Con un pacto estatutario renovado es posible una nueva política y una nueva esperanza. Es posible dar vía libre al sueño de un Mario Onaindía que creía que la aceptación de la vía estatutaria invalidaba la división entre nacionalistas y no nacionalistas, porque todos creían en la nación cívica, porque todos eran nacionalistas, o nadie lo era más que los demás. Éste es el sentido de su frase del postnacionalismo: no la proclamación de la defunción de un sentimiento, sino la celebración del reconocimiento mutuo y de su institucionalización política en el Estatuto. La celebración de que todos son ciudadanos vascos en igualdad de condiciones y nadie es más de aquí que otro cualquiera.

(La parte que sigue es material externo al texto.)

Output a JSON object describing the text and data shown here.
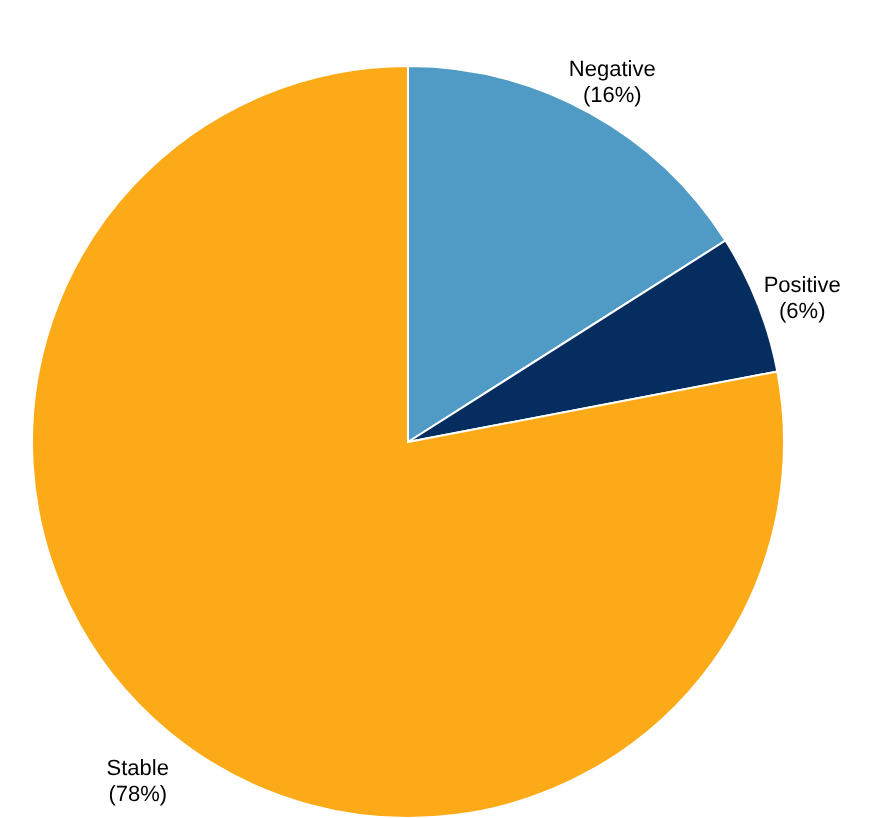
{
  "chart_data": {
    "type": "pie",
    "categories": [
      "Negative",
      "Positive",
      "Stable"
    ],
    "values": [
      16,
      6,
      78
    ],
    "value_labels": [
      "(16%)",
      "(6%)",
      "(78%)"
    ],
    "colors": [
      "#4f9bc6",
      "#062d5f",
      "#fdaa19"
    ]
  }
}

En la historia vasca tiene una gran tradición la imagen de la casa para referirse, primero, a alguno de los territorios históricos, más tarde al conjunto de las provincias vascas, hasta que el nacionalismo se apropió del término para aplicarlo a su idea de la nación vasca. Defender la casa del padre se ha convertido en muchas ocasiones en el resumen del sentimiento nacionalista.

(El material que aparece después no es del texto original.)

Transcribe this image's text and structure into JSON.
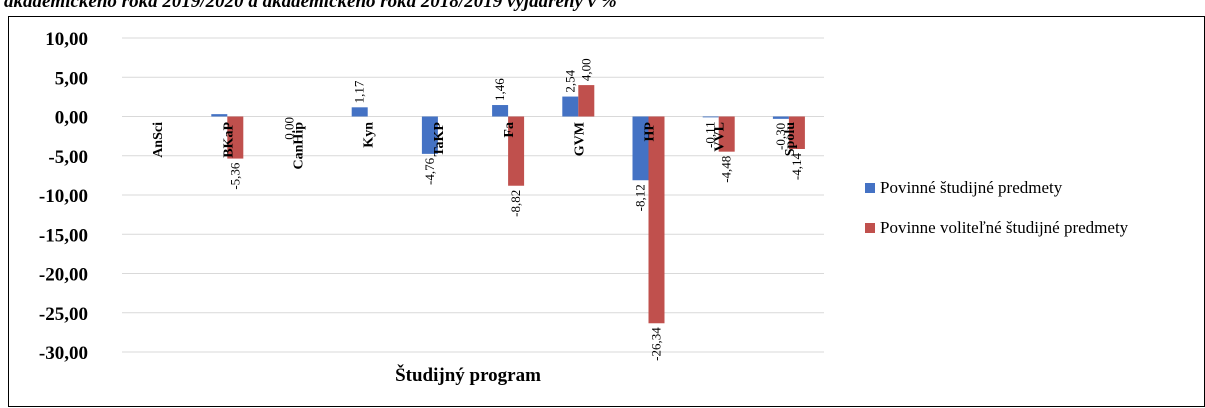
{
  "caption": "akademickeho roka 2019/2020 a akademickeho roka 2018/2019 vyjadrený v %",
  "chart_data": {
    "type": "bar",
    "title": "",
    "xlabel": "Študijný program",
    "ylabel": "",
    "ylim": [
      -30,
      10
    ],
    "yticks": [
      "10,00",
      "5,00",
      "0,00",
      "-5,00",
      "-10,00",
      "-15,00",
      "-20,00",
      "-25,00",
      "-30,00"
    ],
    "categories": [
      "AnSci",
      "BKaP",
      "CanHip",
      "Kyn",
      "TaKP",
      "Fa",
      "GVM",
      "HP",
      "VVL",
      "Spolu"
    ],
    "series": [
      {
        "name": "Povinné študijné predmety",
        "color": "#4472C4",
        "values": [
          null,
          0.3,
          0.0,
          1.17,
          -4.76,
          1.46,
          2.54,
          -8.12,
          -0.11,
          -0.3
        ],
        "labels": [
          "",
          "",
          "0,00",
          "1,17",
          "-4,76",
          "1,46",
          "2,54",
          "-8,12",
          "-0,11",
          "-0,30"
        ]
      },
      {
        "name": "Povinne voliteľné študijné predmety",
        "color": "#C0504D",
        "values": [
          null,
          -5.36,
          null,
          null,
          null,
          -8.82,
          4.0,
          -26.34,
          -4.48,
          -4.14
        ],
        "labels": [
          "",
          "-5,36",
          "",
          "",
          "",
          "-8,82",
          "4,00",
          "-26,34",
          "-4,48",
          "-4,14"
        ]
      }
    ],
    "grid": true,
    "legend": "right"
  }
}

La nueva situación permite entender esa frase de una forma renovada y esperanzadora: la mejor forma de defender la casa del padre es permitiendo que sea la casa de todos, sin que nadie tenga derecho a reclamar derecho de primogenitura. Todos son habitantes de esa casa. Por eso es preciso empezar a dejar de lado la imagen de la casa y pasar a pensar Euskadi en términos de ciudad, una ciudad en la que conviven ciudadanos distintos, diferentes, pero iguales en derechos. Defendamos la casa del padre haciendo que se convierta en la ciudad de todos. Renovemos el pacto estatutario. Recobremos la esperanza. Volvamos a empezar desde donde empezamos, sin la hipoteca de ETA, sabiendo que tendremos que cambiar algunas cosas, todo menos la voluntad de pacto, menos la necesidad de reconocernos mutuamente, menos la convicción de que nos tenemos que identificar en la pluralidad y complejidad de nuestras identidades, y en las instituciones fruto del pacto que garantizan la convivencia de esas identidades plurales y complejas.
Será una nueva política y una nueva esperanza construida sobre la memoria de las víctimas, sobre la memoria de los asesinados por ETA, sobre su verdad objetiva, sobre su significado político: que Euskadi nunca debe ser, ni parecerse a lo que ETA pretendió instaurándolas como víctimas.